18336687. DIMENSIONAL ATTENTION FOR WEIGHT ALLOCATION IN LANGUAGE MODELS OR OTHER MACHINE LEARNING MODELS simplified abstract (SAMSUNG ELECTRONICS CO., LTD.)

From WikiPatents
Jump to navigation Jump to search

DIMENSIONAL ATTENTION FOR WEIGHT ALLOCATION IN LANGUAGE MODELS OR OTHER MACHINE LEARNING MODELS

Organization Name

SAMSUNG ELECTRONICS CO., LTD.

Inventor(s)

Suhel Jaber of San Jose CA (US)

Brendon Christopher Beachy Eby of Chicago IL (US)

Sai Ajay Modukuri of San Francisco CA (US)

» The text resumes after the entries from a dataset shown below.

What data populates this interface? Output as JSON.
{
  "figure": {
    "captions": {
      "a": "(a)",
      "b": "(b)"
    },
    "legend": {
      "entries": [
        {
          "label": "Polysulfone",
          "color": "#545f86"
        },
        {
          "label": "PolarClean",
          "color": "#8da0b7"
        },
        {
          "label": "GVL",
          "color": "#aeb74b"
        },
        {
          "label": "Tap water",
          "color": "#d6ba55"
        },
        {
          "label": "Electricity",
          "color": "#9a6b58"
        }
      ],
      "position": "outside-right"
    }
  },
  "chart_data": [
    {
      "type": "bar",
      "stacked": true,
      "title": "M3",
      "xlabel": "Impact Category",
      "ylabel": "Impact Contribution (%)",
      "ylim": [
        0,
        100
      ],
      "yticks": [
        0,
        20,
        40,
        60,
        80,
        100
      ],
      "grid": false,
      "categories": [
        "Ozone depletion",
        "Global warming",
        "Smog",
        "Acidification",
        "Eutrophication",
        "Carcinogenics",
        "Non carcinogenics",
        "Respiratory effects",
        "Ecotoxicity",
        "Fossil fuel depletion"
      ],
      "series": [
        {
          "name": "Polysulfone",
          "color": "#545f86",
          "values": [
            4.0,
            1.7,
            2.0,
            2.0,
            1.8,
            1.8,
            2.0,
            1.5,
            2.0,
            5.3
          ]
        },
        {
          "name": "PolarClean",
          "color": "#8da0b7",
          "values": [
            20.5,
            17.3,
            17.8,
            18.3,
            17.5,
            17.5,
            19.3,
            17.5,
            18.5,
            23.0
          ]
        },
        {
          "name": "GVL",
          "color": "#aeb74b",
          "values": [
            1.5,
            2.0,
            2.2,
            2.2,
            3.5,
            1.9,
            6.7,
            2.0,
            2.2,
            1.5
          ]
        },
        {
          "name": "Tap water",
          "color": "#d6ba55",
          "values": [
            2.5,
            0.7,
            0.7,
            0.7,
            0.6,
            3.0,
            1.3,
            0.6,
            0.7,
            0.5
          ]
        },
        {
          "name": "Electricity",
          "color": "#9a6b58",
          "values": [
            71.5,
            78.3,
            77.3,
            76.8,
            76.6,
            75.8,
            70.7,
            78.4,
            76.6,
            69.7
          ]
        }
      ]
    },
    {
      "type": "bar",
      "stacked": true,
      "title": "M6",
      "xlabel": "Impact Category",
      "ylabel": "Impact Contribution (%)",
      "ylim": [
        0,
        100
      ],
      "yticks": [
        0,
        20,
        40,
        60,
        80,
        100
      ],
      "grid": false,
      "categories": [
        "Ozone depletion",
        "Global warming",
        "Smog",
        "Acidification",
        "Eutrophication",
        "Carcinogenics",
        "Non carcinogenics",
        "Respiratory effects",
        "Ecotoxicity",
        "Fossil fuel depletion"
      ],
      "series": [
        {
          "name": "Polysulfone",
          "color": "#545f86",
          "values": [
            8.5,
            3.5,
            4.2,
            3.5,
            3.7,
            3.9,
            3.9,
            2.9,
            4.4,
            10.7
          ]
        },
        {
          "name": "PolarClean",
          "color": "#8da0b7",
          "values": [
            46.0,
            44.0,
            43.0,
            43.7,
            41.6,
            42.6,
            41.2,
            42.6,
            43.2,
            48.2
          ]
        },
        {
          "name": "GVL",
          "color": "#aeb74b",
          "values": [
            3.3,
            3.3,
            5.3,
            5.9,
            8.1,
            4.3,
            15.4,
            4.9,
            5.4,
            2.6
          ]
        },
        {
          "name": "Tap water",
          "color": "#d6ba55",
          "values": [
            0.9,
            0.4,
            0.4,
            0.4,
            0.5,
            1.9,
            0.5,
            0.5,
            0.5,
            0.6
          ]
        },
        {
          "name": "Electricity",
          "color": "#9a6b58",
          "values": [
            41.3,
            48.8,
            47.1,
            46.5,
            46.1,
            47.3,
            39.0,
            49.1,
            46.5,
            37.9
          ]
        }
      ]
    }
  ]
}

DIMENSIONAL ATTENTION FOR WEIGHT ALLOCATION IN LANGUAGE MODELS OR OTHER MACHINE LEARNING MODELS - A simplified explanation of the abstract

This abstract first appeared for US patent application 18336687 titled 'DIMENSIONAL ATTENTION FOR WEIGHT ALLOCATION IN LANGUAGE MODELS OR OTHER MACHINE LEARNING MODELS

Simplified Explanation

The method involves processing an input with multiple tokens using a machine learning model that performs attention over both the dimensions of the tokens and the dimensions of embedding vectors representing the tokens, weighting different dimensions of each token differently to generate an output embedding vector for a query token.

  • Obtaining an input containing multiple tokens
  • Processing the input using a machine learning model
  • Performing attention over multiple dimensions of the tokens
  • Performing attention over multiple dimensions of embedding vectors
  • Weighting different dimensions of each token differently
  • Generating an output embedding vector for a query token based on the attention

Potential Applications

  • Natural language processing
  • Sentiment analysis
  • Information retrieval systems

Problems Solved

  • Improving accuracy of machine learning models
  • Enhancing understanding of relationships between tokens
  • Handling complex inputs with multiple dimensions

Benefits

  • Increased efficiency in processing inputs
  • Improved performance in generating output embeddings
  • Enhanced capabilities in analyzing and interpreting data


Original Abstract Submitted

A method includes obtaining an input containing multiple tokens. The method also includes processing the input using a machine learning model. Processing the input includes performing attention over both (i) multiple dimensions of the tokens contained in the input and (ii) multiple dimensions of embedding vectors used to represent the tokens contained in the input so that different dimensions of each of at least some of the tokens are weighted differently. In addition, the method includes generating an output embedding vector for a query token of the multiple tokens based on the attention.